In her first major achievement within two months after taking office on May 20, Mamata, who ended 34-year Left rule in West Bengal, was able to broker the tripartite Gorkhaland Territorial Administration Agreement signed on July 18 at Darjeeling.
The GTA, which replaced the Darjeeling Gorkha Hill Council formed in 1988, offered maximum possible autonomy to the hills under the central and state laws and Mamata promised a package for the hills to push it on the road to development.
The Singur Land Rehabilitation and Development Act, 2011, was passed in the Assembly, in a step towards returning the land of the Tata Motors small car factory at Singur to unwilling farmers as stated in her party's election manifesto.
In response to separate petitions by Tata Motors and its vendors, the Calcutta High Court ruled the Act as valid. The matter is now pending before a High Court division bench.

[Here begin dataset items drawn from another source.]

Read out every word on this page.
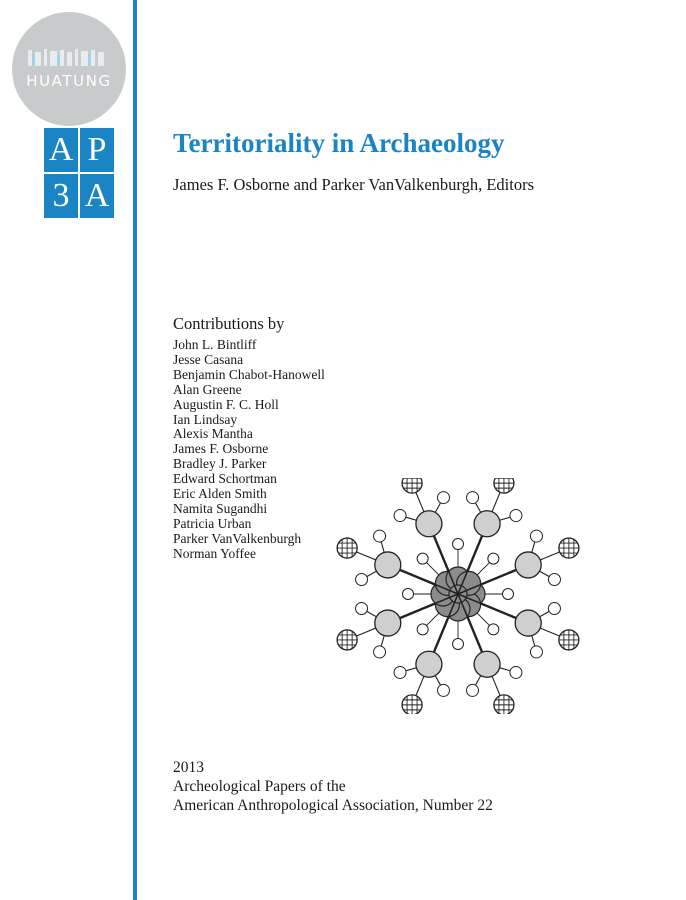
HUATUNG
A P
3 A
Territoriality in Archaeology
James F. Osborne and Parker VanValkenburgh, Editors
Contributions by
John L. Bintliff
Jesse Casana
Benjamin Chabot-Hanowell
Alan Greene
Augustin F. C. Holl
Ian Lindsay
Alexis Mantha
James F. Osborne
Bradley J. Parker
Edward Schortman
Eric Alden Smith
Namita Sugandhi
Patricia Urban
Parker VanValkenburgh
Norman Yoffee
2013
Archeological Papers of the
American Anthropological Association, Number 22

Mamata, however, is sore with the Congress over inadequate help from the Centre to tide over the financial crisis bequeathed to her by the erstwhile Left Front government.
"The Centre has not given me a single paise," Mamata said on Friday referring to her government's plea for a financial bailout package.
She had earlier threatened to walkout of the UPA after petrol prices were raised, then clarified that her party would pullout if there was a further hike in prices of petro products.